摘要数值天气预报和气候模式在准确表示稳定分层大气边界层的流态以及流态之间的转换方面遇到了挑战，导致对流态占据统计的描述不足。因此，现有模型在高纬度地区的近地面温度上表现出明显的偏差。为了探索模式转换中固有的不确定性，基于随机建模方法分析了近地面温度反演对瞬态小尺度现象的响应。在近地表温度反演概念模型的基础上，针对不同类型的模型不确定性进行了随机化，从而进行了敏感性分析。随机概念模型可作为一种工具，用于系统地研究哪些类型的非稳定流特征可能会引发平均边界层状态的突然转变。研究结果表明，在数值天气预报模式中普遍采用的加强混合的做法，模糊了稳定分层大气边界层的两种状态特征。研究表明，模拟间歇性湍流是解决这一问题的潜在方法。将关键的不确定性纳入模型中，可以在长期气候模拟中更好地统计各种机制。这将有助于提高我们对高纬度地区气候变化的理解和预测。

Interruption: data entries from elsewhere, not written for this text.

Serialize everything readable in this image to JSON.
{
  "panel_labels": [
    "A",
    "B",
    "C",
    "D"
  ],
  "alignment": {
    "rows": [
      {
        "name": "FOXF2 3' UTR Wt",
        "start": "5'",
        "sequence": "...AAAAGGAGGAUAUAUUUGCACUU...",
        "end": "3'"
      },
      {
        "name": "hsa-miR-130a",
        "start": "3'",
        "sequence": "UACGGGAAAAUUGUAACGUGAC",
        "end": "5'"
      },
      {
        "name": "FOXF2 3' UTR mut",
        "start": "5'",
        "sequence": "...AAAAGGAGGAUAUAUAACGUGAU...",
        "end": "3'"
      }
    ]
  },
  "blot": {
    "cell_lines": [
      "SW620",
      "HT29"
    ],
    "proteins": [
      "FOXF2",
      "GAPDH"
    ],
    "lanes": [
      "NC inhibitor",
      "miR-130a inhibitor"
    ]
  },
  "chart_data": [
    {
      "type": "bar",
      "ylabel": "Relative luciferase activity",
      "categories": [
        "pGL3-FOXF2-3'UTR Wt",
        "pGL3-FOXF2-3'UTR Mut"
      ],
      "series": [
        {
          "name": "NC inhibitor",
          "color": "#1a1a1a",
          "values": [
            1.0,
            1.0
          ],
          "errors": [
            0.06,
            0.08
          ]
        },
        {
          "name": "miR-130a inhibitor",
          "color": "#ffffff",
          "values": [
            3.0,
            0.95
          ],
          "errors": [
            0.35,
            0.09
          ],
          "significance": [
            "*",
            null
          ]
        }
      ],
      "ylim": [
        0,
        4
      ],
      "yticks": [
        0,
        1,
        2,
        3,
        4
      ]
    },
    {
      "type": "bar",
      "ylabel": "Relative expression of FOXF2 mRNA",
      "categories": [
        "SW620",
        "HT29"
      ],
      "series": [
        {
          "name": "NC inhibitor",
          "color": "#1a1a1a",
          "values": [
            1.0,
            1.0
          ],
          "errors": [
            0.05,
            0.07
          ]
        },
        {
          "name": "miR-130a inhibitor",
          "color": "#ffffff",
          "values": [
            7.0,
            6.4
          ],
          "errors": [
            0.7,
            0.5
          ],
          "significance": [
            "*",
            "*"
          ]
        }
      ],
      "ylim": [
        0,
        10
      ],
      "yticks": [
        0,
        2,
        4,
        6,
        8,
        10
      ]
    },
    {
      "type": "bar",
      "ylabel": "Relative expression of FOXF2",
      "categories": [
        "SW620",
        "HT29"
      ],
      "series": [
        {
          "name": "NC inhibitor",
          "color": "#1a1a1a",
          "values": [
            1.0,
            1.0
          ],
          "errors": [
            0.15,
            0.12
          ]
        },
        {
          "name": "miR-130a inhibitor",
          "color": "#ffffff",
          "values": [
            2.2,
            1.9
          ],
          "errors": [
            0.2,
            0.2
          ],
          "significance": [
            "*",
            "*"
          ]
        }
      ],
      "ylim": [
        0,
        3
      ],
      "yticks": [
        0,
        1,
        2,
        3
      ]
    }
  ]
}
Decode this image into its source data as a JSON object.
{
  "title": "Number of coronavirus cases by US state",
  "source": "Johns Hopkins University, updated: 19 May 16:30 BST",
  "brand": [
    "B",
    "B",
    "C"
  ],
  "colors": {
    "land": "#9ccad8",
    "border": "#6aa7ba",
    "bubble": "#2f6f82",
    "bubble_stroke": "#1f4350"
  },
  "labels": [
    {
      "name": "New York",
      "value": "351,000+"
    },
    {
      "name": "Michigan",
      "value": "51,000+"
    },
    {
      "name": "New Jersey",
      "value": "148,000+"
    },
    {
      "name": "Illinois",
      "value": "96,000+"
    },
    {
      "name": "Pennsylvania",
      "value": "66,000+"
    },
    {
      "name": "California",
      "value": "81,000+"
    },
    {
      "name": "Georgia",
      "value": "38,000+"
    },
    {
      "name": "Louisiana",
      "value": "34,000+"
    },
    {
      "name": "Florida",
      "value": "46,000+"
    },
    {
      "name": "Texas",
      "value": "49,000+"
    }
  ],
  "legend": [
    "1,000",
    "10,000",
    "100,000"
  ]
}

本文章由计算机程序翻译，如有差异，请以英文原文为准。

求助全文

约1分钟内获得全文求助全文

来源期刊

Nonlinear Processes in Geophysics 地学-地球化学与地球物理

CiteScore

4.00

自引率

0.00%

发文量

审稿时长

6-12 weeks

期刊介绍： Nonlinear Processes in Geophysics (NPG) is an international, inter-/trans-disciplinary, non-profit journal devoted to breaking the deadlocks often faced by standard approaches in Earth and space sciences. It therefore solicits disruptive and innovative concepts and methodologies, as well as original applications of these to address the ubiquitous complexity in geoscience systems, and in interacting social and biological systems. Such systems are nonlinear, with responses strongly non-proportional to perturbations, and show an associated extreme variability across scales.